Good – CPS section 6.3.2 states, “The maximum validity period of SSL certificates is 398 days from the date of certificate generation.”
Network Security (MRSP § 2.1.2)
CAs must “follow industry best practice for securing their networks, for example by conforming to the CAB Forum Network Security Guidelines or a successor document”.
Needs to be fixed – Section 6.7 of the CPS states, “Access to the communication and IT system in which trust services are provided shall be protected at the level specified in the law for qualified trust services. Supervision over security of the computer networks of KIR is exercised by qualified staff.” Compliance with the CA/Browser Forum’s Network and Certificate System Security Requirements should be ensured with incorporation of it, in its entirety, by reference. See https://cabforum.org/network-security-requirements/ .

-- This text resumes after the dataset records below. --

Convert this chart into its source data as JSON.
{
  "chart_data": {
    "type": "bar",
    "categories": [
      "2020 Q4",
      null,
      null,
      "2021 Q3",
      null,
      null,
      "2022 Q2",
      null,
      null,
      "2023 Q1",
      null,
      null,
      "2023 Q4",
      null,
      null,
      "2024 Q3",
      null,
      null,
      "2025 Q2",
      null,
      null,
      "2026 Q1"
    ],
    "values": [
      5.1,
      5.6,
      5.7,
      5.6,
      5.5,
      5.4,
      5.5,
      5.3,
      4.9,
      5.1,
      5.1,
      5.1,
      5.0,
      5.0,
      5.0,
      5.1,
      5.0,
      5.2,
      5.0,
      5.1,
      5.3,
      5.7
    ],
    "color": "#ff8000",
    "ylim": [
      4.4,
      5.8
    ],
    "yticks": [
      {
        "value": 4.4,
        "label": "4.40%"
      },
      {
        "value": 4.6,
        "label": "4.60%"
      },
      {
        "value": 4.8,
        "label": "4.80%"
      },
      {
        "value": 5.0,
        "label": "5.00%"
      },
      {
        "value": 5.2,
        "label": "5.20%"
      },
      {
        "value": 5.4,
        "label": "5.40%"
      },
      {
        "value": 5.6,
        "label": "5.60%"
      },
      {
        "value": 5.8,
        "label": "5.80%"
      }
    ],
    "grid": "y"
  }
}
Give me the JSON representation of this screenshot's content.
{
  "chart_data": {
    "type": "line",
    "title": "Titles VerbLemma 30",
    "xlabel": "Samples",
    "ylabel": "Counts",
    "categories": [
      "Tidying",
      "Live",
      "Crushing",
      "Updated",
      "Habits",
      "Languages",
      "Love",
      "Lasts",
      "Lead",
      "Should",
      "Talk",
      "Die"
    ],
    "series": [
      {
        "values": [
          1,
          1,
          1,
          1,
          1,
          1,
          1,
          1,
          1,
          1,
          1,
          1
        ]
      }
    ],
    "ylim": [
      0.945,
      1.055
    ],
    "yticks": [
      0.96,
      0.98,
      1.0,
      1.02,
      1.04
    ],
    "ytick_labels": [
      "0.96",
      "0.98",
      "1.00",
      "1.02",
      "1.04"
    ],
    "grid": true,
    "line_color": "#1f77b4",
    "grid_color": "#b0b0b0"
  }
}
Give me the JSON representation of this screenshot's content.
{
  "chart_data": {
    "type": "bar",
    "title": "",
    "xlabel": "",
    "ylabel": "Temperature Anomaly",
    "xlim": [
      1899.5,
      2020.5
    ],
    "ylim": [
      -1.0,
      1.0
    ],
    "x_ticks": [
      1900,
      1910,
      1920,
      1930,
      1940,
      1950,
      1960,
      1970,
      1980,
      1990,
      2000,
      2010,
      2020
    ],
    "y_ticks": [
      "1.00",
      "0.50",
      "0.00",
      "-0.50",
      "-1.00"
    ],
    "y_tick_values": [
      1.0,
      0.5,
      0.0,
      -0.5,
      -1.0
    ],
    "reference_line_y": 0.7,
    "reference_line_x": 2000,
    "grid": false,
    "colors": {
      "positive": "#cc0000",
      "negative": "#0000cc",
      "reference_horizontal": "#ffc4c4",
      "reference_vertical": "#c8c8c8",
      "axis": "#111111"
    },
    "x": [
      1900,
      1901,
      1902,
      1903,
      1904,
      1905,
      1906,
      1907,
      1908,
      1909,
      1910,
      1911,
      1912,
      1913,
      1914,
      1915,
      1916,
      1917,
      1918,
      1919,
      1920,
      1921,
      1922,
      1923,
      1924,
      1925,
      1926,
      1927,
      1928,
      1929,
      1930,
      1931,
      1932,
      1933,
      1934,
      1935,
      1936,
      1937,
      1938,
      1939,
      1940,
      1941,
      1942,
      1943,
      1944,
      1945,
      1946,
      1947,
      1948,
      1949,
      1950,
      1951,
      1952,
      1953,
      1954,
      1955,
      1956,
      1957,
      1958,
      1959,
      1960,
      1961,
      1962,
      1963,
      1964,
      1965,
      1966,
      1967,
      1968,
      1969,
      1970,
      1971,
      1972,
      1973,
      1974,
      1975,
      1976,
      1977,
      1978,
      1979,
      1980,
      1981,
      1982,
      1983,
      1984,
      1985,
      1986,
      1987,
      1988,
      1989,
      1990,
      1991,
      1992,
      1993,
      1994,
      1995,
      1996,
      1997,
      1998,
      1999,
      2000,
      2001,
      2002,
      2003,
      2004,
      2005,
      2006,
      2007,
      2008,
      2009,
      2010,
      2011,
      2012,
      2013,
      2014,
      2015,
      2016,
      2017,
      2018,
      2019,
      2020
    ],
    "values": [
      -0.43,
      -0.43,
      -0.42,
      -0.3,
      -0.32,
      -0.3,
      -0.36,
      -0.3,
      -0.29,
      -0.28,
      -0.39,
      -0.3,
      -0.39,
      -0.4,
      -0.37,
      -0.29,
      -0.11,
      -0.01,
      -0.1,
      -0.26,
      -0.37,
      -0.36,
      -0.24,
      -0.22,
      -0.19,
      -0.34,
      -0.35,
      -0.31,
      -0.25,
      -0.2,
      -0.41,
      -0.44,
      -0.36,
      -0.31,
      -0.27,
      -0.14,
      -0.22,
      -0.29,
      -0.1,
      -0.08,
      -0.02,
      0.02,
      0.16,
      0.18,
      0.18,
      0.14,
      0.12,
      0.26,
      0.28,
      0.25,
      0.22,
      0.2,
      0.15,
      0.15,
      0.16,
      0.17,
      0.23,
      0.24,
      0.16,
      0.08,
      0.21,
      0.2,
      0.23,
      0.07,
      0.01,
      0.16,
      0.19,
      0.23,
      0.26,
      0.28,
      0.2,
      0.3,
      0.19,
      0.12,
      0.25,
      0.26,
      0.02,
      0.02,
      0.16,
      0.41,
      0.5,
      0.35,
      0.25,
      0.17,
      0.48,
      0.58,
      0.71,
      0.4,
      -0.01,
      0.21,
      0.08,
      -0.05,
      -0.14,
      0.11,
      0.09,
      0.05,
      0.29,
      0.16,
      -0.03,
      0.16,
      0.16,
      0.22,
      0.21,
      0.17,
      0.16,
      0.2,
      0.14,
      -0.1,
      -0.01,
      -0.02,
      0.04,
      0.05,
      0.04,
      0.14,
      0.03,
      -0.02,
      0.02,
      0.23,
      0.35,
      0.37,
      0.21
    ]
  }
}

Serial numbers greater than 64 bits generated by a CSPRNG (MRSP § 5.2)
“all new certificates MUST have a serial number greater than zero, containing at least 64 bits of output from a CSPRNG.”
Needs to be fixed – Section 7.1 of the CPS concerning serial numbers does not recite this specification.
EKUs required in certificates issued after 7-1-2020 (MRSP § 5.2) (BR § 22.214.171.124.f)
Good – The EKUs of end entity server certificates can contain both serverAuth and clientAuth but the anyExtendedKeyUsage EKU cannot be present. Section 7.1 says, “In case of SSL certificates extension extendedKeyUsage includes the following values: serverAuthentication and clientAuthentication.”
Use of SHA-1 prohibited (MRSP § 5.1.3) (BR § 126.96.36.199.1)
Good – Section 7.1.1 of the CPS states, “SSL Certificates shall be issued for RSA keys having the length at least of 2048 bits and SHA-256 hash functions.”
Any CN must also be in a SAN (BR § 188.8.131.52.2.a)
Needs to be fixed – The CPS should state that any commonName field in the certificate Subject DN has to be one of the FQDN SANs that has been validated pursuant to one of the allowed methods in BR section 184.108.40.206.